Aggregation trees are a three-step procedure. First, the conditional average treatment effects (CATEs) are estimated using any
estimator. Second, a tree is grown to approximate the CATEs. Third, the tree is pruned to derive a nested sequence of optimal
groupings, one for each granularity level. For each level of granularity, we can obtain point estimation and inference about
the GATEs.
To implement this methodology, the user can rely on two core functions that handle the various steps.
Constructing the Sequence of Groupings
build_aggtree constructs the sequence of groupings (i.e., the tree) and estimate the GATEs in each node. The
GATEs can be estimated in several ways. This is controlled by the method argument. If method == "raw", we
compute the difference in mean outcomes between treated and control observations in each node. This is an unbiased estimator
in randomized experiment. If method == "aipw", we construct doubly-robust scores and average them in each node. This
is unbiased also in observational studies. Honest regression forests and 5-fold cross fitting are used to estimate the
propensity score and the conditional mean function of the outcome (unless the user specifies the argument scores).
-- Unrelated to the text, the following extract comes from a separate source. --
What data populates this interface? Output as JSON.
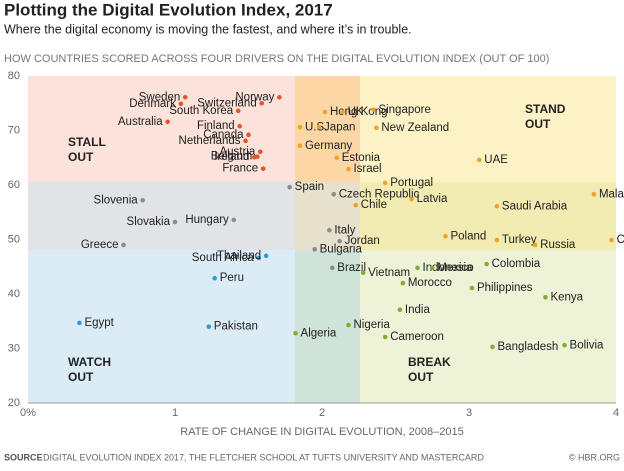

The user can provide a vector of the estimated CATEs via the cates_tr and cates_hon arguments. If no CATEs are provided,
these are estimated internally via a causal_forest using only the training sample, that is, Y_tr, D_tr,
and X_tr.
GATEs Estimation and Inference
inference_aggtree takes as input an aggTrees object constructed by build_aggtree. Then, for
the desired granularity level, chosen via the n_groups argument, it provides point estimation and standard errors for
the GATEs. Additionally, it performs some hypothesis testing to assess whether we find systematic heterogeneity and computes
the average characteristics of the units in each group to investigate the driving mechanisms.
Point estimates and standard errors for the GATEs
GATEs and their standard errors are obtained by fitting an appropriate linear model. If method == "raw", we estimate
via OLS the following:
$$Y_i = \sum_{l = 1}^{|T|} L_{i, l} \gamma_l + \sum_{l = 1}^{|T|} L_{i, l} D_i \beta_l + \epsilon_i$$
with L_{i, l} a dummy variable equal to one if the i-th unit falls in the l-th group, and |T| the
number of groups. If the treatment is randomly assigned, one can show that the betas identify the GATE of
each group. However, this is not true in observational studies due to selection into treatment. In this case, the user is
expected to use method == "aipw" when calling build_aggtree. In this case,
inference_aggtree uses the scores in the following regression:
$$score_i = \sum_{l = 1}^{|T|} L_{i, l} \beta_l + \epsilon_i$$
This way, betas again identify the GATEs.
Regardless of method, standard errors are estimated via the Eicker-Huber-White estimator.
If boot_ci == TRUE, the routine also computes asymmetric bias-corrected and accelerated 95% confidence intervals using 2000 bootstrap
samples. Particularly useful when the honest sample is small-ish.
Hypothesis testing
inference_aggtree uses the standard errors obtained by fitting the linear models above to test the hypotheses
that the GATEs are different across all pairs of leaves. Here, we adjust p-values to account for multiple hypotheses testing
using Holm's procedure.
Average Characteristics
inference_aggtree regresses each covariate on a set of dummies denoting group membership. This way, we get the
average characteristics of units in each leaf, together with a standard error. Leaves are ordered in increasing order of their
predictions (from most negative to most positive). Standard errors are estimated via the Eicker-Huber-White estimator.
Caution on Inference
Regardless of the chosen method, both functions estimate the GATEs, the linear models, and the average characteristics
of units in each group using only observations in the honest sample. If the honest sample is empty (this happens when the
user either does not provide Y_hon, D_hon, and X_hon or sets them to NULL), the same data used to
construct the tree are used to estimate the above quantities. This is fine for prediction but invalidates inference.